The larger the sample the better. Also the more thematically aligned the sample, the better. What I mean by thematically aligned is if you include the names of all Greek masculine mythological figures, you will get results that resemble the names of the Greek heroes and Gods.

For example:

Thedes
Kratla
Pourseus

On the other hand if you build your samples with names from the Lord of The Rings but include an equal part of Hobbits, Dwarf, Elven and Orcish names you will end up with a mishmash that does not make much sense.

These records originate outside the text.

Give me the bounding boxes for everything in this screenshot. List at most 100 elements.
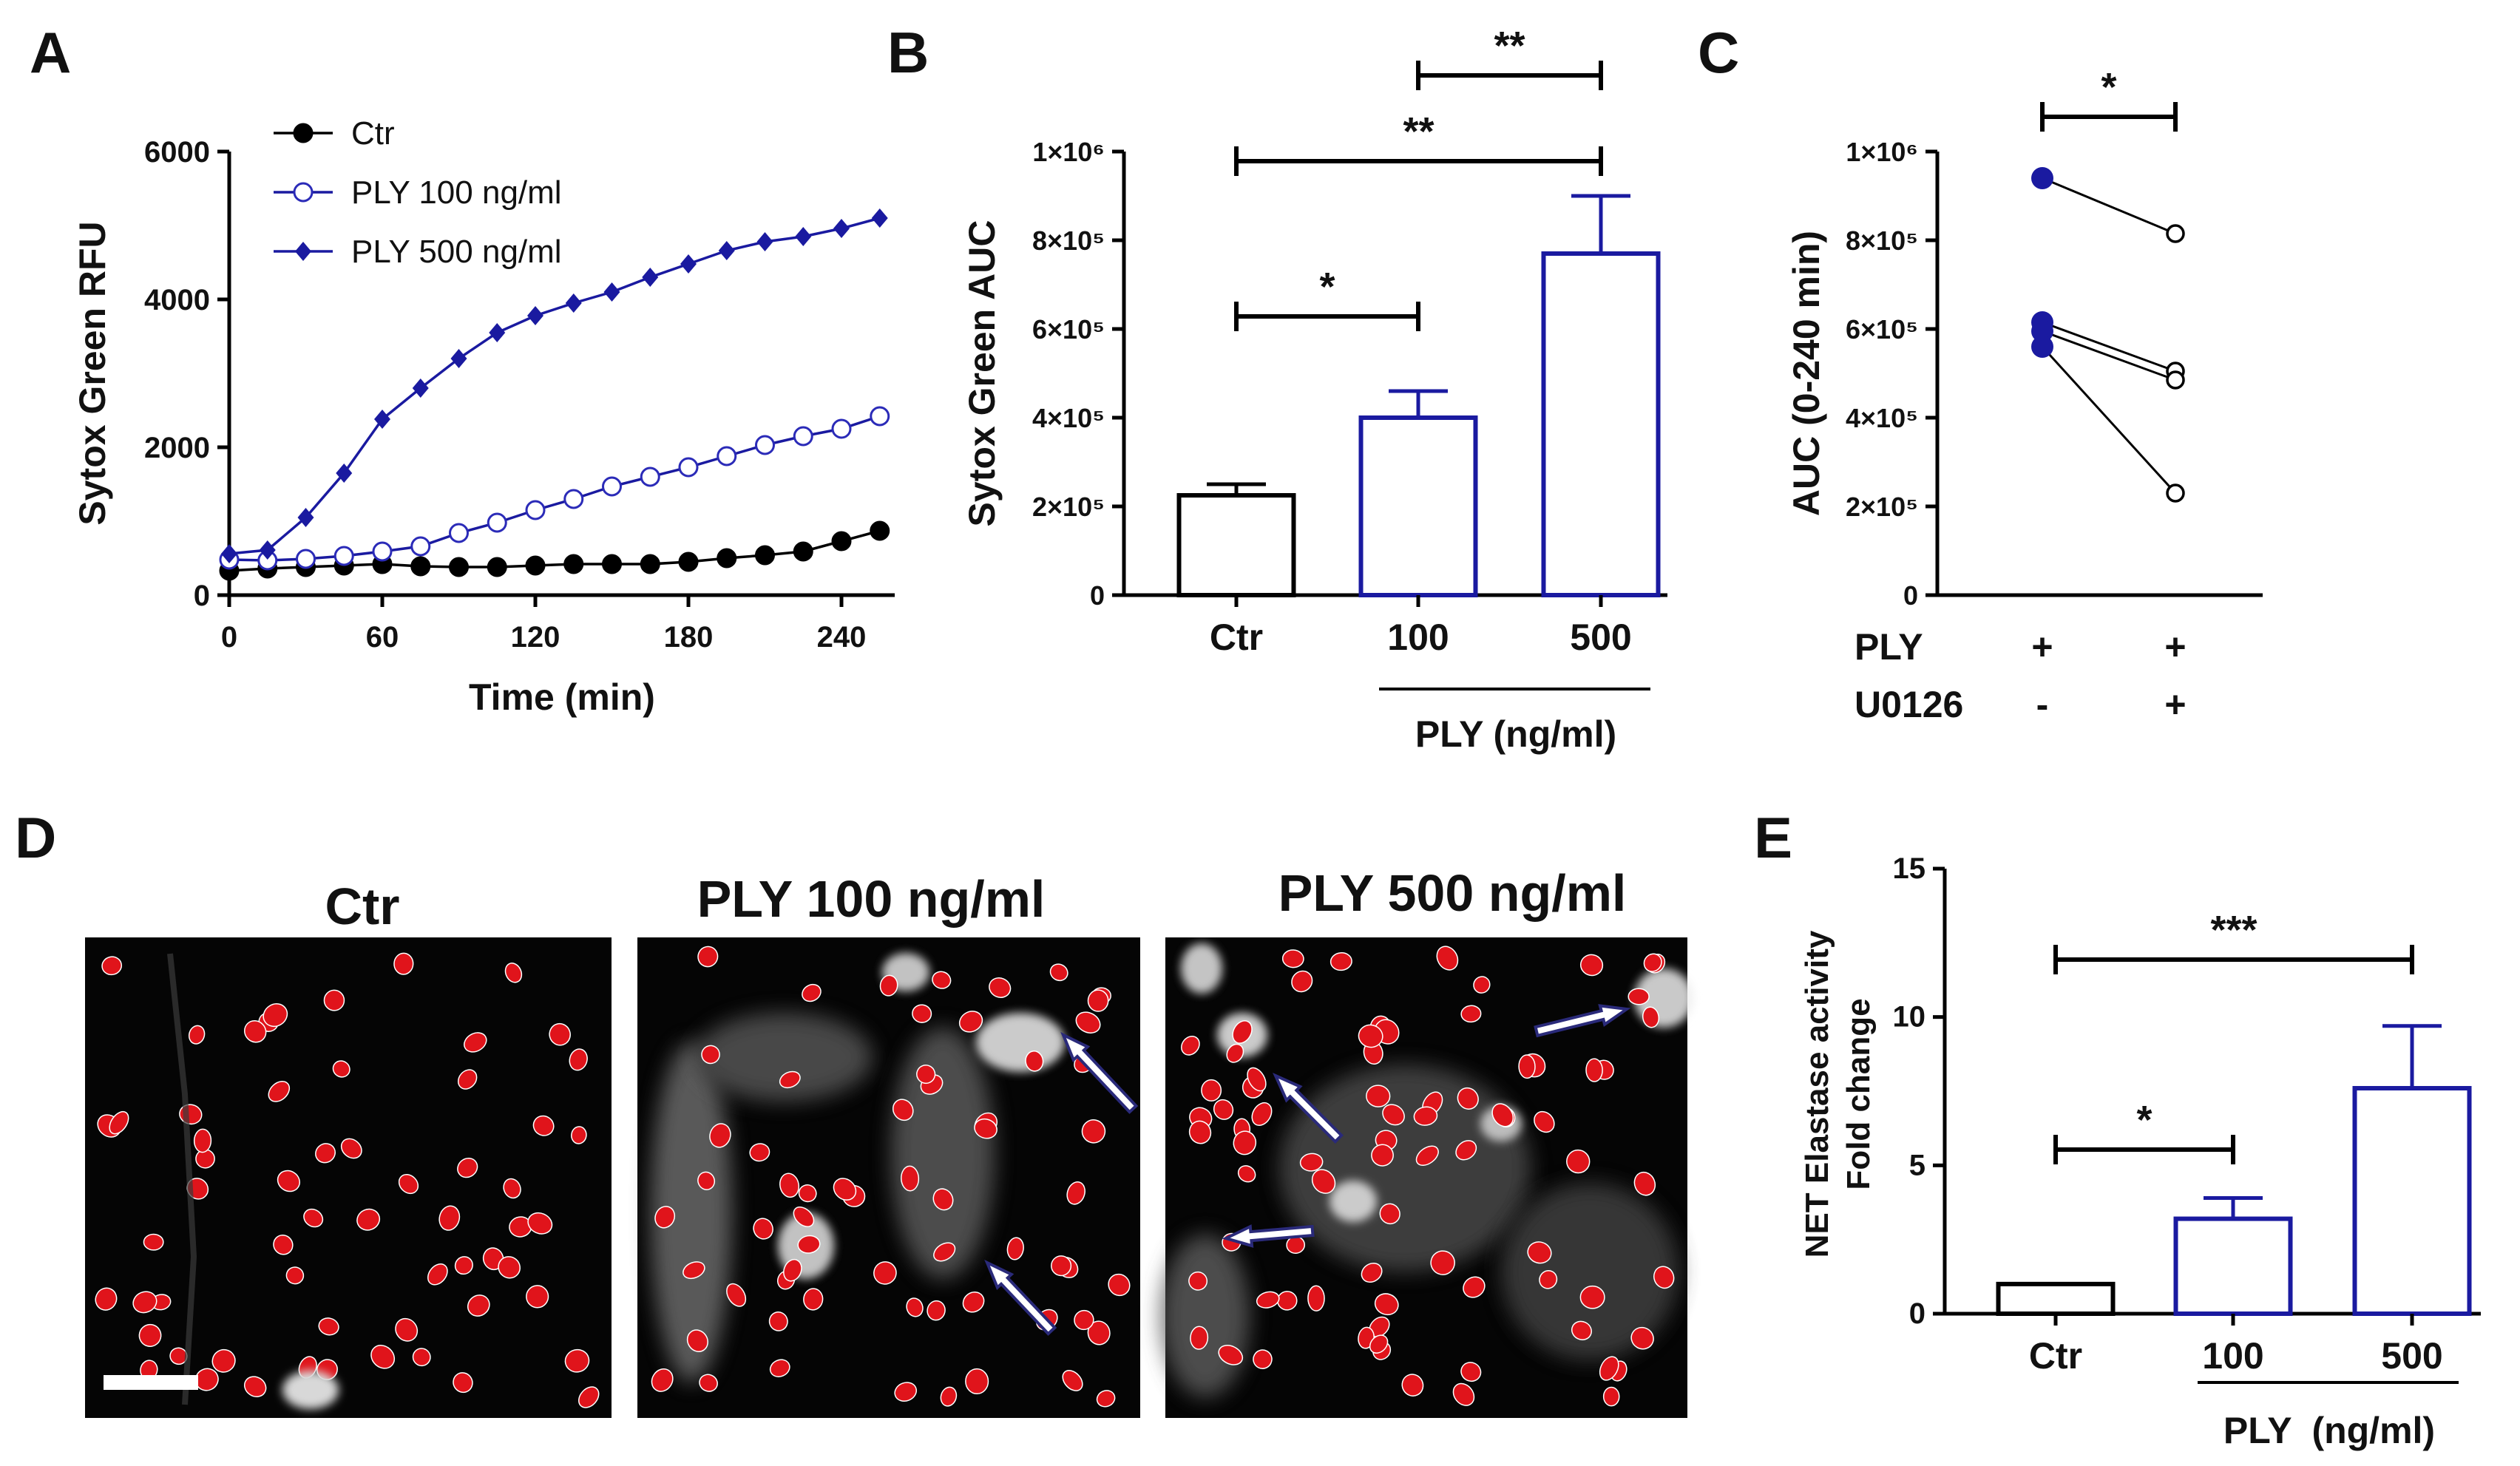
nucleus (1006, 1237, 1024, 1260)
data-point-a (527, 306, 543, 325)
nucleus (1633, 1171, 1656, 1196)
nucleus (340, 1138, 362, 1159)
nucleus (277, 1170, 300, 1192)
nucleus (571, 1126, 587, 1144)
x-tick-label-a: 60 (366, 621, 399, 654)
nucleus (709, 1123, 731, 1148)
nucleus (1256, 1291, 1280, 1309)
nucleus (1401, 1374, 1424, 1397)
nucleus (1571, 1320, 1592, 1340)
legend-marker-a (293, 182, 314, 203)
nucleus (1653, 1266, 1675, 1289)
nucleus (651, 1368, 674, 1392)
nucleus (1473, 976, 1491, 994)
nucleus (1527, 1241, 1552, 1264)
nucleus (1051, 1255, 1072, 1277)
scale-bar (104, 1375, 198, 1390)
data-point-a (603, 282, 620, 302)
data-point-a (374, 410, 390, 429)
data-point-a (795, 227, 812, 246)
nucleus (138, 1323, 162, 1347)
nucleus (779, 1070, 801, 1089)
data-point-a (793, 426, 813, 447)
nucleus (989, 977, 1012, 998)
x-tick-label: Ctr (2029, 1335, 2082, 1377)
nucleus (395, 1317, 419, 1342)
data-point-a (717, 548, 737, 569)
nucleus (1366, 1085, 1391, 1107)
y-tick-label: 10 (1893, 1001, 1926, 1034)
nucleus (532, 1115, 555, 1136)
nucleus (1599, 1356, 1619, 1381)
nucleus (901, 1165, 920, 1192)
data-point-a (336, 464, 353, 483)
y-tick-label-c: 1×10⁶ (1846, 137, 1918, 167)
bar (1176, 493, 1296, 597)
nucleus (892, 1099, 914, 1121)
significance-label: ** (1403, 109, 1434, 154)
nucleus (927, 1300, 946, 1321)
nucleus (1643, 953, 1662, 972)
y-axis-label-a: Sytox Green RFU (72, 221, 113, 525)
nucleus (793, 1207, 815, 1227)
nucleus (1062, 1370, 1083, 1391)
nucleus (1361, 1262, 1383, 1283)
bar (1996, 1281, 2116, 1317)
micrograph-panel-d: Ctr PLY 100 ng/ml PLY 500 ng/ml (85, 864, 1693, 1418)
y-tick-label: 0 (1909, 1297, 1925, 1330)
series-line-a (228, 529, 881, 572)
nucleus (916, 1065, 936, 1085)
nucleus (1291, 970, 1313, 993)
micrograph-title-ctr: Ctr (325, 878, 399, 935)
nucleus (1201, 1079, 1222, 1102)
nucleus (1247, 1067, 1267, 1092)
x-tick-label: 100 (1387, 617, 1449, 658)
nucleus (1311, 1169, 1336, 1194)
x-tick-label: 500 (2381, 1335, 2442, 1377)
arrow-indicator (984, 1259, 1057, 1336)
nucleus (262, 1003, 288, 1028)
nucleus (95, 1287, 118, 1311)
panel-label-c: C (1698, 20, 1739, 85)
nucleus (1075, 1011, 1101, 1034)
arrow-indicator (1060, 1031, 1139, 1114)
nucleus (1566, 1149, 1591, 1174)
x-tick-label: 100 (2202, 1335, 2263, 1377)
x-axis-label-a: Time (min) (469, 676, 655, 718)
nucleus (654, 1206, 676, 1229)
nucleus (1096, 1390, 1116, 1408)
nucleus (1436, 946, 1459, 971)
panel-label-e: E (1754, 805, 1792, 870)
nucleus (701, 1045, 720, 1065)
nucleus (802, 983, 822, 1002)
nucleus (1371, 1144, 1394, 1167)
pair-line-c (2042, 330, 2176, 381)
nucleus (1457, 1087, 1479, 1110)
nucleus (453, 1372, 473, 1394)
nucleus (1642, 1006, 1660, 1028)
data-point-a (410, 536, 431, 557)
nucleus (974, 1118, 998, 1139)
arrow-indicator (1222, 1224, 1315, 1248)
nucleus (1455, 1140, 1477, 1161)
nucleus (315, 1143, 336, 1164)
data-point-a (680, 254, 697, 274)
y-tick-label-c: 2×10⁵ (1846, 492, 1918, 522)
line-chart-a: 0 2000 4000 6000 0 60 120 180 240 Sytox Green R… (72, 115, 895, 718)
nucleus (464, 1032, 487, 1053)
data-point-a (793, 541, 813, 562)
nucleus (1382, 1104, 1405, 1126)
nucleus (933, 1242, 956, 1262)
paired-plot-c: 0 2×10⁵ 4×10⁵ 6×10⁵ 8×10⁵ 1×10⁶ * AUC (0-240 … (1786, 65, 2263, 725)
y-tick-label-a: 0 (194, 580, 210, 612)
nucleus (682, 1261, 705, 1280)
nucleus (1460, 1005, 1482, 1023)
data-point-a (487, 512, 507, 533)
data-point-a (678, 552, 699, 572)
x-tick-label: Ctr (1210, 617, 1263, 658)
data-point-a (755, 435, 775, 455)
micrograph-title-ply100: PLY 100 ng/ml (697, 870, 1046, 928)
nucleus (1253, 1349, 1273, 1369)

Finally here are some results of the algorithm using the this sample file containing the names of some of the locations in the games Final Fantasy XI and Final Fantasy XIV:

Bastok SanDoria Windurst Jeuno Aragoneu Derfland Elshimo Fauregandi Gustaberg Kolshushu Kuzotz LiTelor Lumoria Movalpolos Norvallen Qufim Ronfaure Sarutabaruta Tavnazian TuLia Valdeaunia Vollbow Zulkheim Arrapago Halvung Oraguille Jeuno Rulude Selbina Mhaura Kazham Norg Rabao Attohwa Garlaige Meriphataud Sauromugue Beadeaux Rolanberry Pashhow Yuhtunga Beaucedine Ranguemont Dangruf Korroloka Gustaberg Palborough Waughroon Zeruhn Bibiki Purgonorgo Buburimu Onzozo Shakhrami Mhaura Tahrongi Altepa Boyahda RoMaeve ZiTah AlTaieu Movalpolos Batallia Davoi Eldieme Jugner Phanauet Delkfutt Bostaunieux Ghelsba Horlais Ranperre Yughott Balga Giddeus Horutoto Toraimarai Lufaise Misareaux Phomiuna Riverne Xarcabard Gusgen Valkurm Ordelle LaTheine Konschtat Arrapago Carteneau Thanalan Coerthas Noscea Matoya MorDhona Gridania Rhotano Uldah Limsa Lominsa Dravanian Ishgard Doma Sastasha Tamtara Halatali Haukke Qarn Aurum Amdapor Pharos Xelphatol Daniffen Aldenard Garlea Eorzea Vanadiel

Note that this sample is very small and not thematically consistent, still here are the results using a sub string length of 2:

Gazormon
Vasamaur
Ltemenolp
Zonaone
Ldausa
Zorvaie
Kugo
Limoruxeab
Raullaiat
Jelphorshi

A sub string length of 3:

Arzergid
Mhaure
Phowindugh
Rhonearlos
Tuto
Saltabaolo
Qangarle

And a sub string length of 5:

Arronfais
Sautotara
Tahimorut
Batahranperr
Movernguegan

I feel that the algorithm could still use some improvements but is still very satisfactory considering the bad quality of the sample file used.